El talabartero viste al caballo. El fabrica el apero criollo, que es profuso en piezas y adornos, porque está hecho para las grandes rutas y los rodeos, para llevar provisiones en las alforjas y en bolsas de los pellones, para cargar el poncho de aguas en el maletero, para viajar lejos; pero también, para lucir al caballo adornado de correajes y hebillas.

 

 

La talabartería, como artesanía vinculada a la equitación de campo, tiene raíces en los primeros tiempos coloniales. A través de ella se produjo la evolución de la silla española de guerra, que llegó con la conquista, hasta la actual montura de trabajo. Son los talabarteros mestizos quienes modificaron los aperos a medida que cambiaban las necesidades y los estilos. Al cabo de los años, de la primitiva silla española, queda en nuestra montura de vaquería el recuerdo de su orígenes, la estructura recia y las piezas como la arretranca que ya no se usa sino en el país. Casi todo lo demás es resultado de la capacidad de adaptación de los artesanos, de su sensibilidad para traducir las exigencias de un trabajo distinto a aquel para el cual estaba destinada la gran montura de guerra, que vino a América con los caballos españoles.

 

La montura de vaquería es inseparable de la hacienda.
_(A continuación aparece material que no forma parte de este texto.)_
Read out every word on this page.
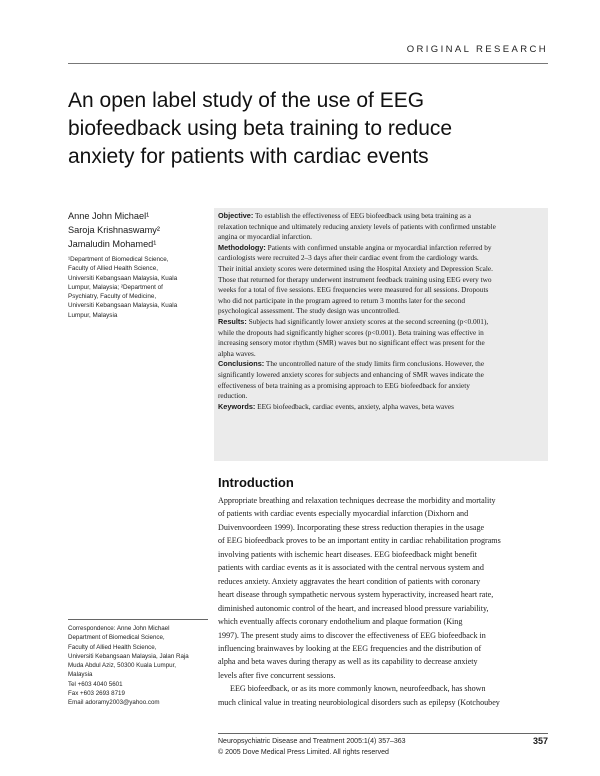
ORIGINAL RESEARCH
An open label study of the use of EEG
biofeedback using beta training to reduce
anxiety for patients with cardiac events
Anne John Michael¹
Saroja Krishnaswamy²
Jamaludin Mohamed¹
¹Department of Biomedical Science,
Faculty of Allied Health Science,
Universiti Kebangsaan Malaysia, Kuala
Lumpur, Malaysia; ²Department of
Psychiatry, Faculty of Medicine,
Universiti Kebangsaan Malaysia, Kuala
Lumpur, Malaysia
Objective: To establish the effectiveness of EEG biofeedback using beta training as a
relaxation technique and ultimately reducing anxiety levels of patients with confirmed unstable
angina or myocardial infarction.
Methodology: Patients with confirmed unstable angina or myocardial infarction referred by
cardiologists were recruited 2–3 days after their cardiac event from the cardiology wards.
Their initial anxiety scores were determined using the Hospital Anxiety and Depression Scale.
Those that returned for therapy underwent instrument feedback training using EEG every two
weeks for a total of five sessions. EEG frequencies were measured for all sessions. Dropouts
who did not participate in the program agreed to return 3 months later for the second
psychological assessment. The study design was uncontrolled.
Results: Subjects had significantly lower anxiety scores at the second screening (p<0.001),
while the dropouts had significantly higher scores (p<0.001). Beta training was effective in
increasing sensory motor rhythm (SMR) waves but no significant effect was present for the
alpha waves.
Conclusions: The uncontrolled nature of the study limits firm conclusions. However, the
significantly lowered anxiety scores for subjects and enhancing of SMR waves indicate the
effectiveness of beta training as a promising approach to EEG biofeedback for anxiety
reduction.
Keywords: EEG biofeedback, cardiac events, anxiety, alpha waves, beta waves
Introduction
Appropriate breathing and relaxation techniques decrease the morbidity and mortality
of patients with cardiac events especially myocardial infarction (Dixhorn and
Duivenvoordeen 1999). Incorporating these stress reduction therapies in the usage
of EEG biofeedback proves to be an important entity in cardiac rehabilitation programs
involving patients with ischemic heart diseases. EEG biofeedback might benefit
patients with cardiac events as it is associated with the central nervous system and
reduces anxiety. Anxiety aggravates the heart condition of patients with coronary
heart disease through sympathetic nervous system hyperactivity, increased heart rate,
diminished autonomic control of the heart, and increased blood pressure variability,
which eventually affects coronary endothelium and plaque formation (King
1997). The present study aims to discover the effectiveness of EEG biofeedback in
influencing brainwaves by looking at the EEG frequencies and the distribution of
alpha and beta waves during therapy as well as its capability to decrease anxiety
levels after five concurrent sessions.
EEG biofeedback, or as its more commonly known, neurofeedback, has shown
much clinical value in treating neurobiological disorders such as epilepsy (Kotchoubey
Correspondence: Anne John Michael
Department of Biomedical Science,
Faculty of Allied Health Science,
Universiti Kebangsaan Malaysia, Jalan Raja
Muda Abdul Aziz, 50300 Kuala Lumpur,
Malaysia
Tel +603 4040 5601
Fax +603 2693 8719
Email adoramy2003@yahoo.com
Neuropsychiatric Disease and Treatment 2005:1(4) 357–363
© 2005 Dove Medical Press Limited. All rights reserved
357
En sus cuartos de monturas se conservan algunos de los viejos modelos, testimonio de una artesanía arraigada en el campo. Están, un poco empolvados, los prestigios de artesanos desaparecidos que, además de monturas y riendas, hacían galápagos y los ganchos infaltables en que montaban las matronas a la antigua usanza, en un estilo de cabalgar que se extingue. ¿Quién no conserva, como pieza de familia, el gancho de la abuela?